Introduced under the National Road Traffic Act, the Minister of Transport has ensured that all children under three years of age to be strapped into a car seat during vehicle commune. The National Road Traffic Act on car seats for kids have, under Regulation 213, defined a child as a person between the age of 3 and 14 years, unless taller than 1.5-metres. Contrasting to this, an infant is defined as a person below the age of 3 years.

Studies read that properly-installed 0 to 4 years safety seats and restraints, reduces road crash hospitalisation, by 69%. All child-restraining devices in vehicles must therefore comply with the standard specification SABS 1340, and possess a visible certification or approval mark.

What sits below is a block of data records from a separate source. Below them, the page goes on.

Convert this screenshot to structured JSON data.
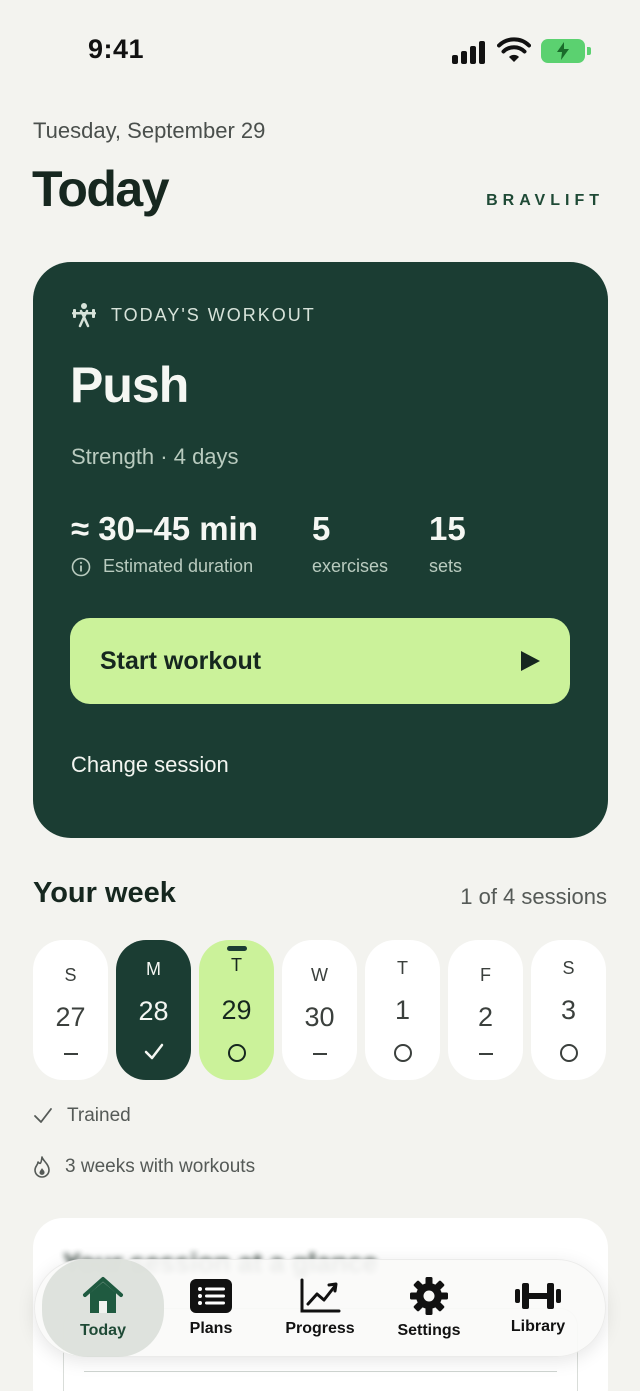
{
  "status": {
    "time": "9:41"
  },
  "header": {
    "date": "Tuesday, September 29",
    "title": "Today",
    "brand": "BRAVLIFT"
  },
  "workout": {
    "eyebrow": "TODAY'S WORKOUT",
    "name": "Push",
    "subtitle": "Strength · 4 days",
    "duration_value": "≈ 30–45 min",
    "duration_label": "Estimated duration",
    "exercises_value": "5",
    "exercises_label": "exercises",
    "sets_value": "15",
    "sets_label": "sets",
    "start_label": "Start workout",
    "change_label": "Change session"
  },
  "week": {
    "title": "Your week",
    "count": "1 of 4 sessions",
    "days": [
      {
        "name": "S",
        "date": "27",
        "state": "rest"
      },
      {
        "name": "M",
        "date": "28",
        "state": "done"
      },
      {
        "name": "T",
        "date": "29",
        "state": "today"
      },
      {
        "name": "W",
        "date": "30",
        "state": "rest"
      },
      {
        "name": "T",
        "date": "1",
        "state": "planned"
      },
      {
        "name": "F",
        "date": "2",
        "state": "rest"
      },
      {
        "name": "S",
        "date": "3",
        "state": "planned"
      }
    ],
    "legend_trained": "Trained",
    "streak": "3 weeks with workouts"
  },
  "next_card": {
    "title": "Your session at a glance"
  },
  "tabs": [
    {
      "label": "Today",
      "icon": "home-icon",
      "active": true
    },
    {
      "label": "Plans",
      "icon": "list-icon",
      "active": false
    },
    {
      "label": "Progress",
      "icon": "chart-icon",
      "active": false
    },
    {
      "label": "Settings",
      "icon": "gear-icon",
      "active": false
    },
    {
      "label": "Library",
      "icon": "dumbbell-icon",
      "active": false
    }
  ],
  "colors": {
    "accent_dark": "#1b3d33",
    "accent_light": "#cbf29a",
    "background": "#f3f3ef"
  }
}
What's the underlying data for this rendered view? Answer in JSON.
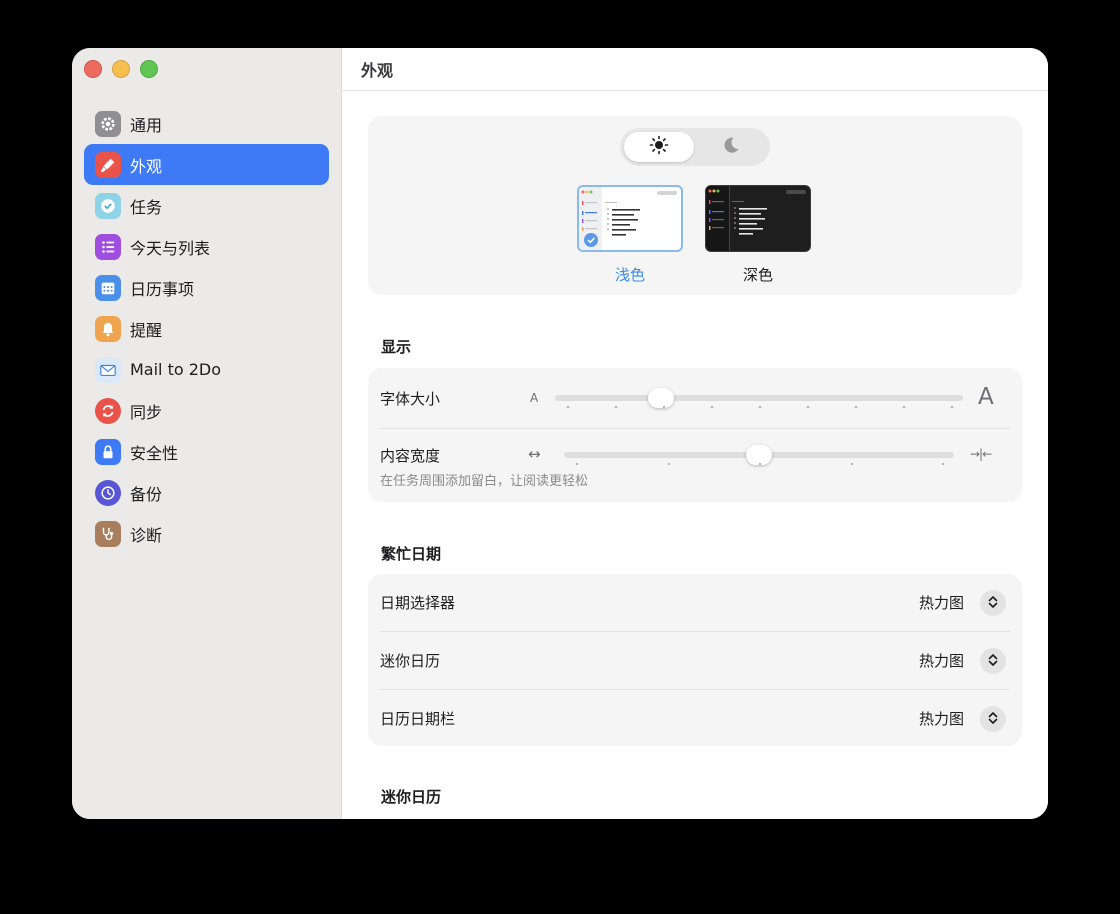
{
  "sidebar": {
    "items": [
      {
        "label": "通用",
        "icon": "gear-icon"
      },
      {
        "label": "外观",
        "icon": "paintbrush-icon"
      },
      {
        "label": "任务",
        "icon": "checkmark-icon"
      },
      {
        "label": "今天与列表",
        "icon": "list-icon"
      },
      {
        "label": "日历事项",
        "icon": "calendar-icon"
      },
      {
        "label": "提醒",
        "icon": "bell-icon"
      },
      {
        "label": "Mail to 2Do",
        "icon": "mail-icon"
      },
      {
        "label": "同步",
        "icon": "sync-icon"
      },
      {
        "label": "安全性",
        "icon": "lock-icon"
      },
      {
        "label": "备份",
        "icon": "clock-icon"
      },
      {
        "label": "诊断",
        "icon": "stethoscope-icon"
      }
    ],
    "active_index": 1
  },
  "main": {
    "title": "外观",
    "appearance": {
      "mode_selected": "light",
      "light_label": "浅色",
      "dark_label": "深色",
      "selected_theme": "light"
    },
    "display": {
      "title": "显示",
      "font_size": {
        "label": "字体大小",
        "min_glyph": "A",
        "max_glyph": "A",
        "value_fraction": 0.26
      },
      "content_width": {
        "label": "内容宽度",
        "hint": "在任务周围添加留白，让阅读更轻松",
        "min_glyph": "↔",
        "max_glyph": "→|←",
        "value_fraction": 0.5
      }
    },
    "busy_dates": {
      "title": "繁忙日期",
      "rows": [
        {
          "label": "日期选择器",
          "value": "热力图"
        },
        {
          "label": "迷你日历",
          "value": "热力图"
        },
        {
          "label": "日历日期栏",
          "value": "热力图"
        }
      ]
    },
    "mini_calendar": {
      "title": "迷你日历"
    }
  },
  "colors": {
    "accent": "#3e7af6",
    "light_theme_label": "#3b8be6",
    "sidebar_bg": "#ebeae9",
    "card_bg": "#f5f5f5"
  }
}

As a vehicle driver under the Act, it is your responsibility to ensure that a child is seated on an available vehicle seat with a child restraint, or is strapped on an available vehicle seat that has a seatbelt. In terms of an infant, it is the vehicle driver’s responsibility to ensure that the infant is seated on a child restraint seat. If no seat with a seatbelt is available, the child must be seated on the rear seat.

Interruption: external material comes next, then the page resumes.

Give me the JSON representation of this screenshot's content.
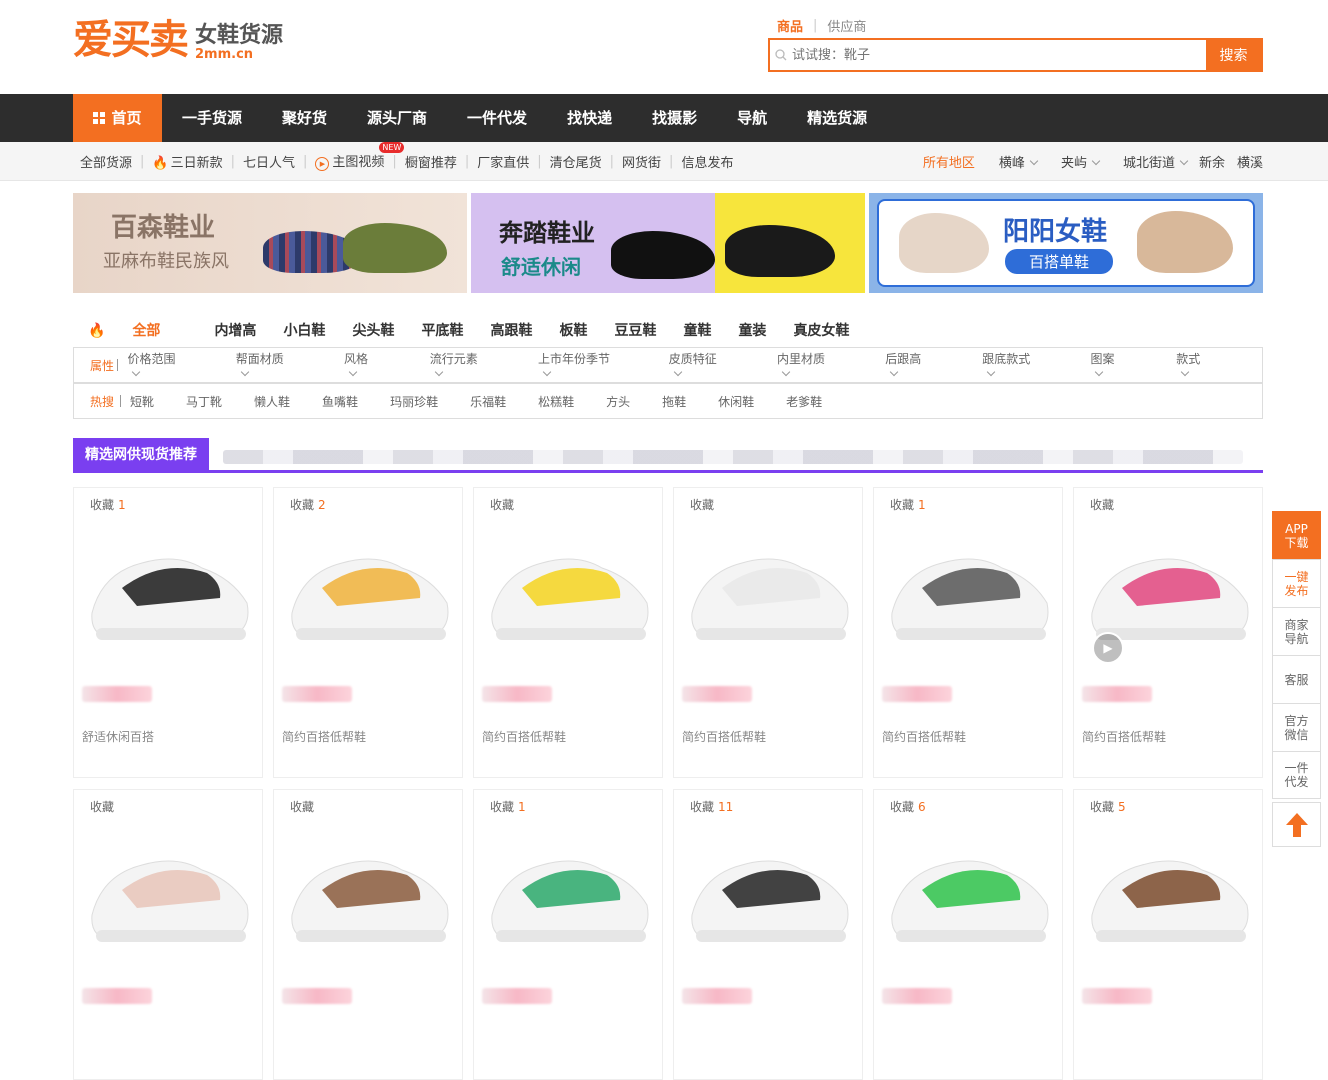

Although adult drivers are responsibility for child safety, it is also the responsibility of traffic offers to do their job correctly. In other words, the implemented car seat rules will only be effective, if traffic officers take action when drivers are not abiding to the Regulations.

If a child is not restrained in a seatbelt during an accident, this may cause damage to the windscreen and child’s head, upon impact. Vehicle drivers are therefore obliged to follow all road laws implemented for child and infant safety.


Although the car seat regulation seems ‘a bit much’, it is important for the safety of young children and infants. When thinking about child restraint and road safety, you need to consider the reliability of your vehicle’s seat belts; the importance of car seats for kids; selecting authentic and sale child restraints, baby seats, booster seats or car seats; and which child restraint best suits particular age groups.

The benefits of making sure your child is strapped in a car seat is:

  • Reduced interior contact
  • Less injury
  • Crash force is distributed over strong body parts
  • Child will not be ejected from the vehicle
  • No injury to other occupants

In essence, adults should be more cautious in their road safety decisions, when it comes to infants and children. Vehicles have become a dangerous cause of child injury due to stats of high volume road accidents.


CarZar encourages you to think of your child’s human right for safety. Buckle your child in their car seat. Drive with defense. Avoid becoming victim to a tragic accident.

The above information, as retrieved from Arrive Alive, is simply a guide and does not change any laws, rules and regulations, as stipulated in the South African National Road Traffic Act or National Road Traffic Regulations.